António Costa chegou ao poder no PS através de uma aliança com José Sócrates. Efectivamente, tanto os seguidores de António Costa como os de José Sócrates perceberam, após a vitória de António José Seguro nas eleições europeias, que ele iria ganhar facilmente as legislativas. Tal estragaria o plano de Sócrates de concorrer às eleições presidenciais, uma vez que Seguro nunca o apoiaria e seguramente relegaria António Costa para um papel secundário. António Costa e José Sócrates combinaram, assim, o derrube de António José Seguro no PS, após o que António Costa se candidataria a primeiro-ministro e José Sócrates a Presidente da República.

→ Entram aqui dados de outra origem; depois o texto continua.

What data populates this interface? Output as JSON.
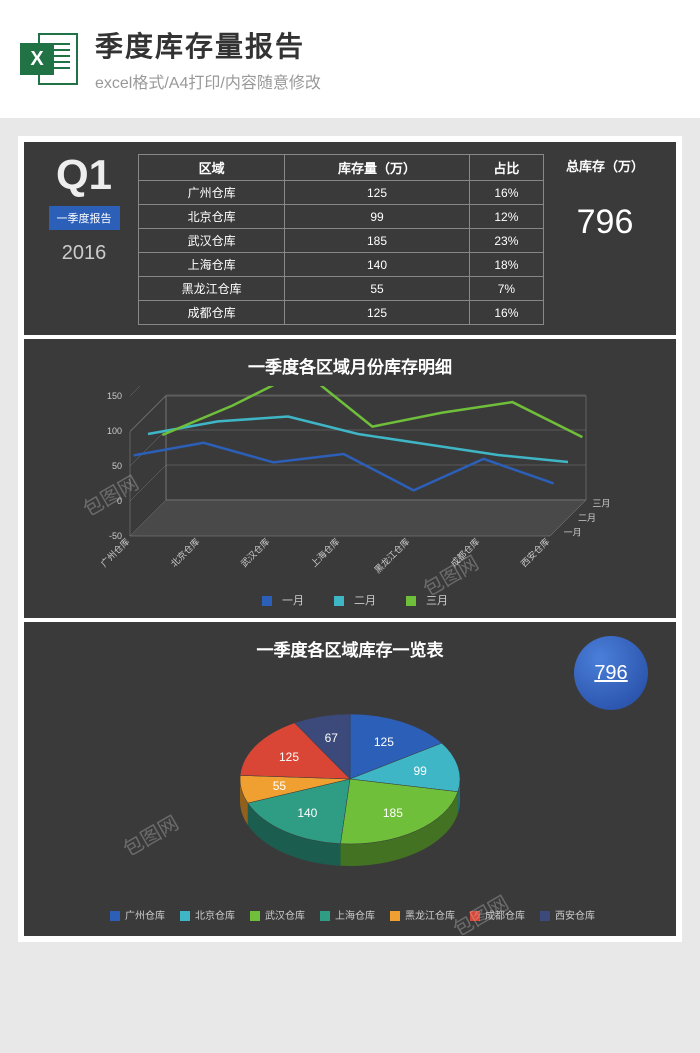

António José Seguro acabou por aceitar disputar umas primárias com António Costa, o que foi um erro colossal, uma vez que Costa tem muito melhor imprensa e facilmente o esmagou nessas primárias. Costa chegou, assim, em apoteose ao congresso, que deveria ser não só o da sua consagração, mas também o da entronização de Sócrates como candidato presidencial. Só que a justiça trocou-lhe as voltas, com a prisão de Sócrates nas vésperas desse congresso. Aí, António Costa abandonou imediatamente Sócrates às feras, para incompreensão de muitos socialistas, inclusivamente do próprio Mário Soares, que expressou a sua indignação em visita a Sócrates na prisão. Já Costa só visitou Sócrates muito mais tarde, tratando o assunto como uma batalha isolada do próprio, e deixando o seu PS de fora.

Sem candidato presidencial credível, Costa conformou-se com a vitória de Marcelo Rebelo de Sousa, lançando Sampaio da Nóvoa apenas para fazer os mínimos olímpicos. Tendo perdido ele próprio as eleições legislativas, contou com o ódio da extrema-esquerda a Passos Coelho para chegar ao poder. Uma vez que tinha de ter o partido unido, apostou em fazer um governo que congregasse as várias sensibilidades do PS. Mas a verdade é que foi sucessivamente depurando as várias facções do seu partido. Primeiro isolou António José Seguro, chamando para o seu lado vários dos apoiantes deste. Depois retirou a confiança política a João Soares, apenas por causa de uma mensagem no Facebook. E agora procurou livrar-se de Sócrates e dos seus apoiantes.

Tudo começou com uma recuperação nada inocente, por parte das televisões, de imagens ao vivo dos interrogatórios a Sócrates, os quais são antigos, e tudo o que continham já tinha sido várias vezes publicado na imprensa. Mas tal serviu de pretexto para que António Costa, a partir do Canadá, comunicasse que o PS, afinal, rasgava as vestes de vergonha por causa de José Sócrates, surgindo convenientemente vários apoiantes de Sócrates a corroborá-lo. Tal causou, naturalmente, estupefacção geral, levando a que a maior parte das pessoas se perguntassem por onde andaram esses envergonhados do PS durante todo este tempo, em que mais pareciam uns sem–vergonha.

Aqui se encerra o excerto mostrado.